After two days of dramatic volatility in its stock, which saw the share price of Amazon first drop then soar by over $100, Jeff Bezos' online retailing titan was expected to report blow out earnings, and while it indeed reported EPS which smashed expectations, it missed on revenue while guiding well below consensus, in a mirror image of what it did last quarter.
In kneejerk response, the stock tumbled as much as 6%.
Here are the details from Amazon's just concluded third quarter:
More importantly, Amazon guided Q4 net sales to be between $66.5 billion and $72.5 billion, which however was far below the consensus est. $73.78B. Meanwhile, operating income is expected to come in between $2.1 and $3.6 billion, compared with $2.1 billion in Q4 2017, and also well below the consensus estimate of $3.9 billion.
As a reminder, at the end of last quarter, Amazon did the exact same thing: beat on Earnings and Operating Income, while missing on revenue and guiding lower, yet the stock soared. Why the opposite reaction this time? Perhaps due to heightened concerns about "peak earnings" and with the company once again guiding well below consensus, even if it is due to sandbagging, the market is not happy and has sent the stock sharply lower after hours.
Looking at Amazon's most important segment, AWS, in Q3 it generated net sales of $6.68 billion, up from $6.11 billion last quarter, an increase of 46% Y/Y, if below the 49% growth rate last quarter but better than the 36% growth a year ago.
That said, despite the modest decline in annual growth, Bloomberg reminds us that a year ago, consensus seemed to be that competition from Microsoft and Google would cut into AWS’s growth, but that has yet to happen. The division remains the leader in the rapidly growing cloud computing space, and a perhaps a leading candidate to secure the Department of Defense’s lucrative $10 billion Jedi contract.
On the bottom line, AWS was responsible for operating income of $2.1 billion, a 31.1% profit margin, up from the 25.6% margin a year ago. In other words, for yet another quarter, AWS was responsible for more than half, or 56% of Amazon's total operating income.

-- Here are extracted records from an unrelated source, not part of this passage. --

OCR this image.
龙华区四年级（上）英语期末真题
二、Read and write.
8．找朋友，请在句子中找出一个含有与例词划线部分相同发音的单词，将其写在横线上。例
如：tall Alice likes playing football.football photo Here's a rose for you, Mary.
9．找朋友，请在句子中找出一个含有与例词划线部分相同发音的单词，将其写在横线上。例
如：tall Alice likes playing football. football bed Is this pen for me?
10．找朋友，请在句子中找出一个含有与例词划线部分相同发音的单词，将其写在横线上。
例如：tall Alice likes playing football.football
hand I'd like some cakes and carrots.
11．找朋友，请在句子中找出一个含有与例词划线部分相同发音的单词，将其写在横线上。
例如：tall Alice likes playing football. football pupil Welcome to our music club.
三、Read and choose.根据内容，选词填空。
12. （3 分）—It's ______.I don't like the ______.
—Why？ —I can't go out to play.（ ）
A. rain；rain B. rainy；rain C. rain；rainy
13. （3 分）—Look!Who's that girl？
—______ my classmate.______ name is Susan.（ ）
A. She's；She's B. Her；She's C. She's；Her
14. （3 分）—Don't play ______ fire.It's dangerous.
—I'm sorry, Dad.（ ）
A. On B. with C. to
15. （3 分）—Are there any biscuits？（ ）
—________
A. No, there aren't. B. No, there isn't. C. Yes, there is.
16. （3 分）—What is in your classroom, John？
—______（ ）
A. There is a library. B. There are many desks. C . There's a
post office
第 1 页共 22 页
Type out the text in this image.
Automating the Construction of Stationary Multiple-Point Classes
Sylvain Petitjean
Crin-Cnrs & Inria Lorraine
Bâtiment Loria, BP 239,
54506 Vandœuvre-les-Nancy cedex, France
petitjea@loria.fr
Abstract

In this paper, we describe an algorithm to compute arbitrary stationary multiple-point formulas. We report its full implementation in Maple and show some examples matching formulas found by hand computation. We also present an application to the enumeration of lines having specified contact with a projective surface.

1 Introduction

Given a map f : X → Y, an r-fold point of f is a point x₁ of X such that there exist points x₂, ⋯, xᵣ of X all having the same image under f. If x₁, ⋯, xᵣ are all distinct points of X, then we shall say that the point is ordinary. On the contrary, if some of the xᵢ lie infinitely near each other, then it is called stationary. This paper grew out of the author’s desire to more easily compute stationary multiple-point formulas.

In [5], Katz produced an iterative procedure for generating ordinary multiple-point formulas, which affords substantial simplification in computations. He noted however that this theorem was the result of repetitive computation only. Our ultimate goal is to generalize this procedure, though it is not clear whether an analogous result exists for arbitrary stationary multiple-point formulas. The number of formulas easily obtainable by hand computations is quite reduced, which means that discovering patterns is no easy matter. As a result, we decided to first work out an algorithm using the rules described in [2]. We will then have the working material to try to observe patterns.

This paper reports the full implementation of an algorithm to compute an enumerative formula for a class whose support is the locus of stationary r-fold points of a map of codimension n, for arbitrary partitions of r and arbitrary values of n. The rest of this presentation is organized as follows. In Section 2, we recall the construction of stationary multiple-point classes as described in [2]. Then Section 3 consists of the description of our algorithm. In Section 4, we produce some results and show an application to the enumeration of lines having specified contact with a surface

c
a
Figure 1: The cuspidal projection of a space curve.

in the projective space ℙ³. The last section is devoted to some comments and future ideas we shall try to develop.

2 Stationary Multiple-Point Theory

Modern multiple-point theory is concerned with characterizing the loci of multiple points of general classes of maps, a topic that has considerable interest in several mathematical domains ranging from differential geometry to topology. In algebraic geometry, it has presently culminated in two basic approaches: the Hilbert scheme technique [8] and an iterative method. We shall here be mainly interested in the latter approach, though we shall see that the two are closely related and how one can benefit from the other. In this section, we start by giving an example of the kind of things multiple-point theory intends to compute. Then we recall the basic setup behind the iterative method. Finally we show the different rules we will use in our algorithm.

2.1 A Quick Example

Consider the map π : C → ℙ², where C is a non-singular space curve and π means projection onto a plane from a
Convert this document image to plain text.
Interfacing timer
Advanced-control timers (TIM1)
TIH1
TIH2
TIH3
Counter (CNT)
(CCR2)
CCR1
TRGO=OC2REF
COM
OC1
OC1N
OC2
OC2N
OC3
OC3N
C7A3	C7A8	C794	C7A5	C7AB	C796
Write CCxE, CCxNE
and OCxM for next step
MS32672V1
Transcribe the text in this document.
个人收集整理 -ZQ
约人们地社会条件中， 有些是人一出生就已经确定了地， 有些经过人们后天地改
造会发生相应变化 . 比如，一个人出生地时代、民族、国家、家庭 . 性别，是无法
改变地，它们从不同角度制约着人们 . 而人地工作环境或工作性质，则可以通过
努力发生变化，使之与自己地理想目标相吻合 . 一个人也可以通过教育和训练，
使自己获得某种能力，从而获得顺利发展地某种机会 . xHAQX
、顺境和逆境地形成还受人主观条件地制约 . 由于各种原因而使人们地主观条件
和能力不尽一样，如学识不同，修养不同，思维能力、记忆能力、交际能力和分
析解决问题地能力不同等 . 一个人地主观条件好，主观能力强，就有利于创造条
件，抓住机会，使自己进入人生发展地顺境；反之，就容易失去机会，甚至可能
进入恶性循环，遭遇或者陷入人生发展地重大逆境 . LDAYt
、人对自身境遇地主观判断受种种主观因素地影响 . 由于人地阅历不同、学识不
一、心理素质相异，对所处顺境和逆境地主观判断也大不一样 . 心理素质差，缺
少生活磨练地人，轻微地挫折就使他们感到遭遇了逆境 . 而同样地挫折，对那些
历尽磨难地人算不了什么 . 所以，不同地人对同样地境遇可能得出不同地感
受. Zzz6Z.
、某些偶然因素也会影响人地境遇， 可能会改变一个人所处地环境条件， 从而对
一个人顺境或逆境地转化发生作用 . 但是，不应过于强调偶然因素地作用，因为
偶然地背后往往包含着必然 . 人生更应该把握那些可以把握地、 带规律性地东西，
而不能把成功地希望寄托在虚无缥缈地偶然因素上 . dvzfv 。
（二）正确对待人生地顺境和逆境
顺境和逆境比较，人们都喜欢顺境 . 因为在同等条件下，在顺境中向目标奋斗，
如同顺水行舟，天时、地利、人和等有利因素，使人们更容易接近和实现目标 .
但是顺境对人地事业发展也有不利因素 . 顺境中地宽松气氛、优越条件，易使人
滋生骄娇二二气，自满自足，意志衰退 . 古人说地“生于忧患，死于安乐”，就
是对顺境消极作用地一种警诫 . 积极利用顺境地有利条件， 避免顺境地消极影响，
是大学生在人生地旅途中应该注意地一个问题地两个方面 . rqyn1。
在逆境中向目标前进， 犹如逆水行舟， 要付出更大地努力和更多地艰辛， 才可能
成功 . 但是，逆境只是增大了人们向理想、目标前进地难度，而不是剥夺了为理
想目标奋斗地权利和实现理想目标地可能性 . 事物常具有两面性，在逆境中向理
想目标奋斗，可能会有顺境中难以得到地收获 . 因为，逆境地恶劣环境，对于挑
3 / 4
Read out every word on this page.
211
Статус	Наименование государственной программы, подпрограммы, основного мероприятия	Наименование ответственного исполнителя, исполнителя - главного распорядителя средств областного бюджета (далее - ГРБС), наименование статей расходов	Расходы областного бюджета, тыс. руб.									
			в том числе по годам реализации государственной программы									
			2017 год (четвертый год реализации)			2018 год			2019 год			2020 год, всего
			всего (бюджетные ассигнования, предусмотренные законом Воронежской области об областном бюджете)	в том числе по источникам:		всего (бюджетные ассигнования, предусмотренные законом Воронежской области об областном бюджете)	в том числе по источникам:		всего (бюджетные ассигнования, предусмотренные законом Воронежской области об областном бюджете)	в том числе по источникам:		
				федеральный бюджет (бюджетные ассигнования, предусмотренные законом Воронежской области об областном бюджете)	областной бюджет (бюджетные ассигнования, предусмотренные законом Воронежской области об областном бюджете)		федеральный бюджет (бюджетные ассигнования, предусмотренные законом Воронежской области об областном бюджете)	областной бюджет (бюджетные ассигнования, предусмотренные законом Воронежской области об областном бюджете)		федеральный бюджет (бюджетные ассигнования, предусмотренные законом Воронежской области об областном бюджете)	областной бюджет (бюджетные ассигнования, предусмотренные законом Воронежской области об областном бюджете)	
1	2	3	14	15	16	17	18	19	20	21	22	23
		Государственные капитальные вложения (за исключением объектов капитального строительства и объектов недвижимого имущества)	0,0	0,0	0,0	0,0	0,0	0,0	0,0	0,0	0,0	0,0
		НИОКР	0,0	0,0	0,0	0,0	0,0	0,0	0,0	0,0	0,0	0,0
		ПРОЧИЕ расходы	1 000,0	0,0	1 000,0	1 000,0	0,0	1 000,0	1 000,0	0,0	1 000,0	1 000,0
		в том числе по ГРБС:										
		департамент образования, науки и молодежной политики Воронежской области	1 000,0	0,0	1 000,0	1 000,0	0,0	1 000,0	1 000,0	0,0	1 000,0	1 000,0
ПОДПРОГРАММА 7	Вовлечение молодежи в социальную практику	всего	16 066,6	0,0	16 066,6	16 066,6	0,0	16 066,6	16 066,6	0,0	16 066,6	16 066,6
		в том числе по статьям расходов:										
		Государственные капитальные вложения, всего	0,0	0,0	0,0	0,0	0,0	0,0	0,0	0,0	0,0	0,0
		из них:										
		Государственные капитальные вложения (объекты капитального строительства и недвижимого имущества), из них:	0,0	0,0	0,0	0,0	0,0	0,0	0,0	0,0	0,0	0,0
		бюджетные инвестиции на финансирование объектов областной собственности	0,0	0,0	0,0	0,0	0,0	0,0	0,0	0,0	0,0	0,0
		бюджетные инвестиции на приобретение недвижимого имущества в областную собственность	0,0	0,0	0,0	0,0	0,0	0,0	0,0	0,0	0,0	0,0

In addition to AWS, another bright spot was Amazon’s ad business. Ad sales, which represents the preponderance of a category that for now Amazon calls “Other,” was up 123% this quarter to $2.5 billion. However, like AWS the pace of growth is slowing and in the second quarter it was up 129%.
In his remarks in the press release, CEO Jeff Bezos indicated that he is focusing on Amazon Business, noting that the segment has reached a $10 billion annual sales run rate.
“And we’re not slowing down – Amazon Business is adding customers rapidly, including large educational institutions, local governments, and more than half of the Fortune 100. These organizations are choosing Amazon Business because it increases transparency into business spending and streamlines purchasing, with increased control. The team is doing a fantastic job building and innovating for customers.”
For those still concerned about AMZN's cash burn, the company reported LTM Free Cash Flow in Q2 of just over $15.4 billion, a new all time high.
Perhaps even more impressive is that after sliding in early 2017, Amazon's operating margin has soared in the past three quarters, largely as a result of AWS, and just hit the highest number on record.
Clearly, this means that the company's LTM operating margin is soaring, after dropping modestly in early/mid 2017:
What is somewhat surprising is that after constantly growing its global net sales, in Q3 this number dipped sharply, from 44% in Q2 to 35% in Q3 even as total headcount increased from 575K to 613K. As a reference, at the beginning of 2017, Amazon employed around 350,000 full- and part-time workers. Now the headcount is at 613,300, up 13% from the same time last year.
As noted above, the kneejerk reaction was negative, and the stock has plunged much as 6% after hours.